On Wed, 24 Sept 2025 at 04:25, Kirk Parker <khp@equatoria.us> wrote: > I'm a big fan of maintenance-free functions. What would you think about adding the following as an alternative trigger function, or as a replacement for the current function, to > https://www.postgresql.org/docs/current/ddl-partitioning.html#DDL-PARTITIONING-INHERITANCE-EXAMPLE , item #5? > > CREATE OR REPLACE FUNCTION measurement_insert_trigger() > RETURNS TRIGGER AS $$ > BEGIN > EXECUTE format('INSERT INTO measurement_%s VALUES (NEW.*)', to_char( NEW.logdate, 'YYYYMM')); > RETURN NULL; > END; > $$ > LANGUAGE plpgsql;
I've somewhat mixed feelings about that. While I do agree that it might be a good way to code things to help prevent a DBA from a midnight callout, I'm just not sure I'm that onboard with adding the example. About 10 years ago, I'd likely just have agreed, but since then we've got declarative partitioning and the legitimate use cases for using inheritance partitioning over the newer method are very limited. Today when I look at that page in the documents, I wonder how we could write less about inheritance partitioning or if we could move the inheritance section out into another page rather than having it mixed up with the declarative partitioning sections, perhaps headed up with a note to redirect people to the declarative partitioning section. I fear adding your proposed example might increase the chances of someone landing on that section if they're skimming the page.
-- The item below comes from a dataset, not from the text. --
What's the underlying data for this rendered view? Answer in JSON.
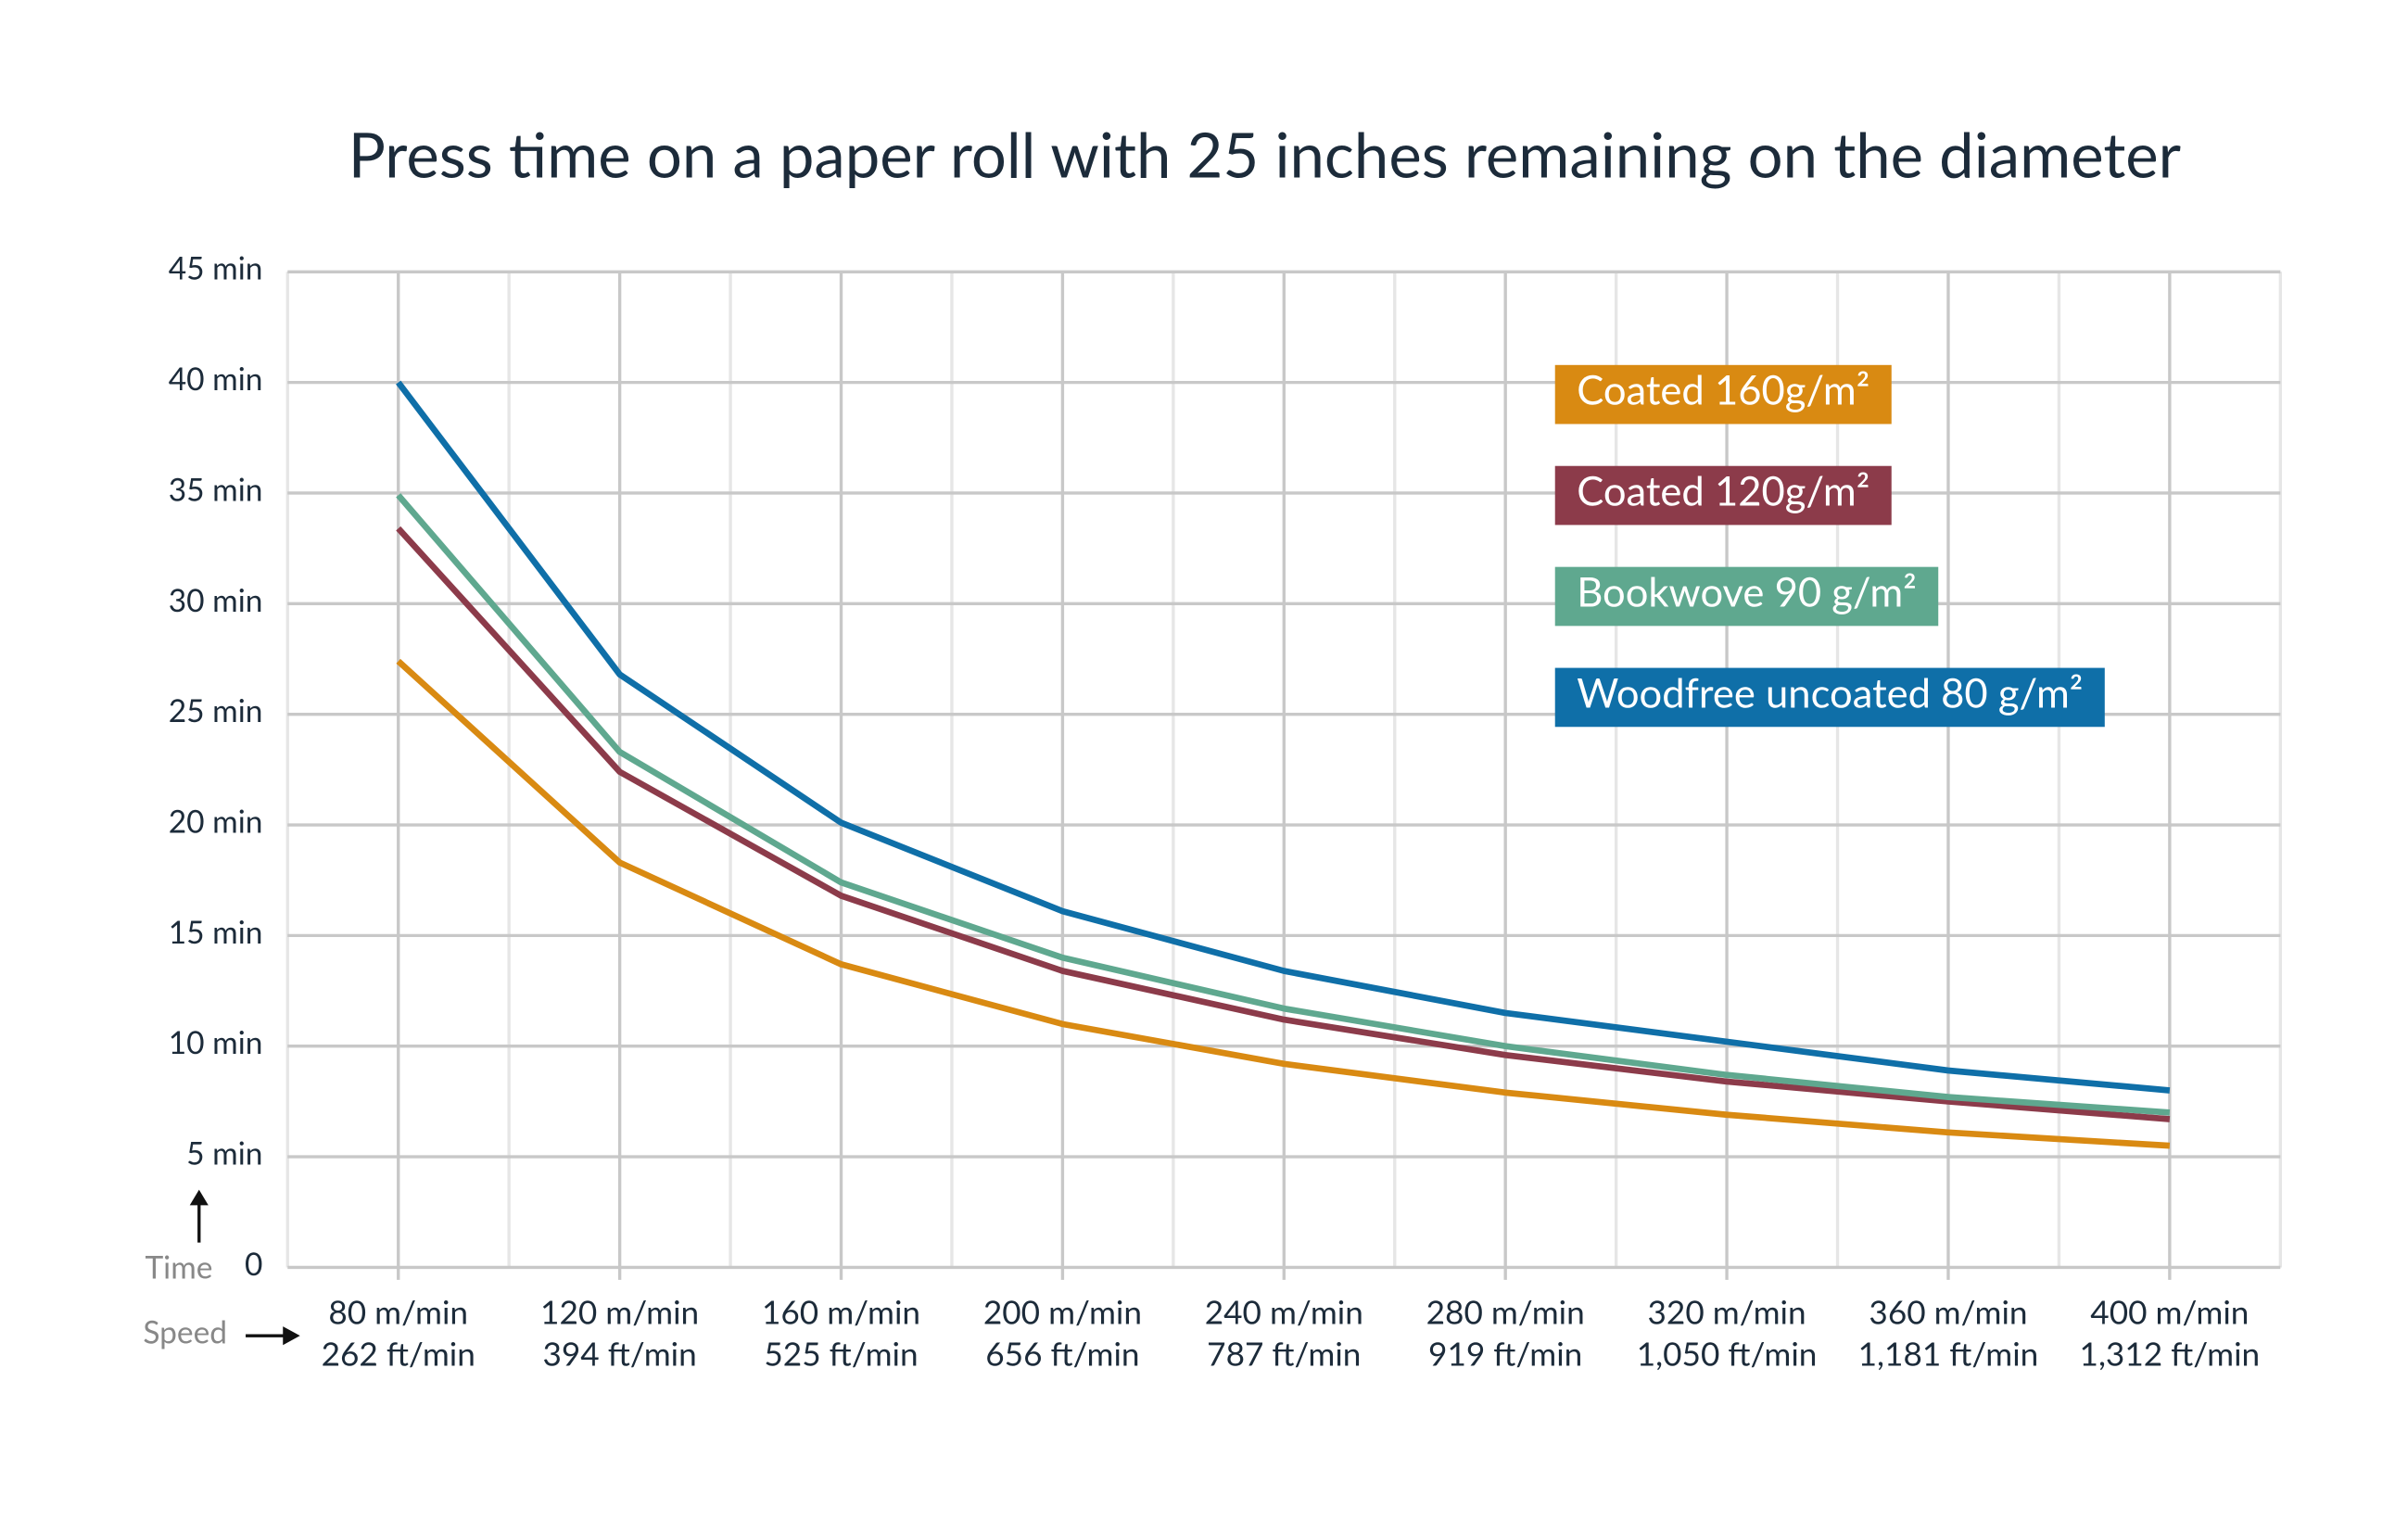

Overall, I'm about -0.01 on your idea. I might be in favour of it if the inheritance section had a dedicated page.
David
I get what you're saying. My email sat in my drafts folder for a couple days while I was debating whether to send it or not, for the exact reason that inheritance-based partitioning is, with a few exceptions, a legacy concept.
One way to "write less about inheritance partitioning", though, would be to present the suggested new function as the only example of the trigger function. That would shorten the section by replacing the two current functions along with some of the surrounding explanatory verbiage.
Possible patch attached; this is my first ever submission so I hope I didn't miss anything.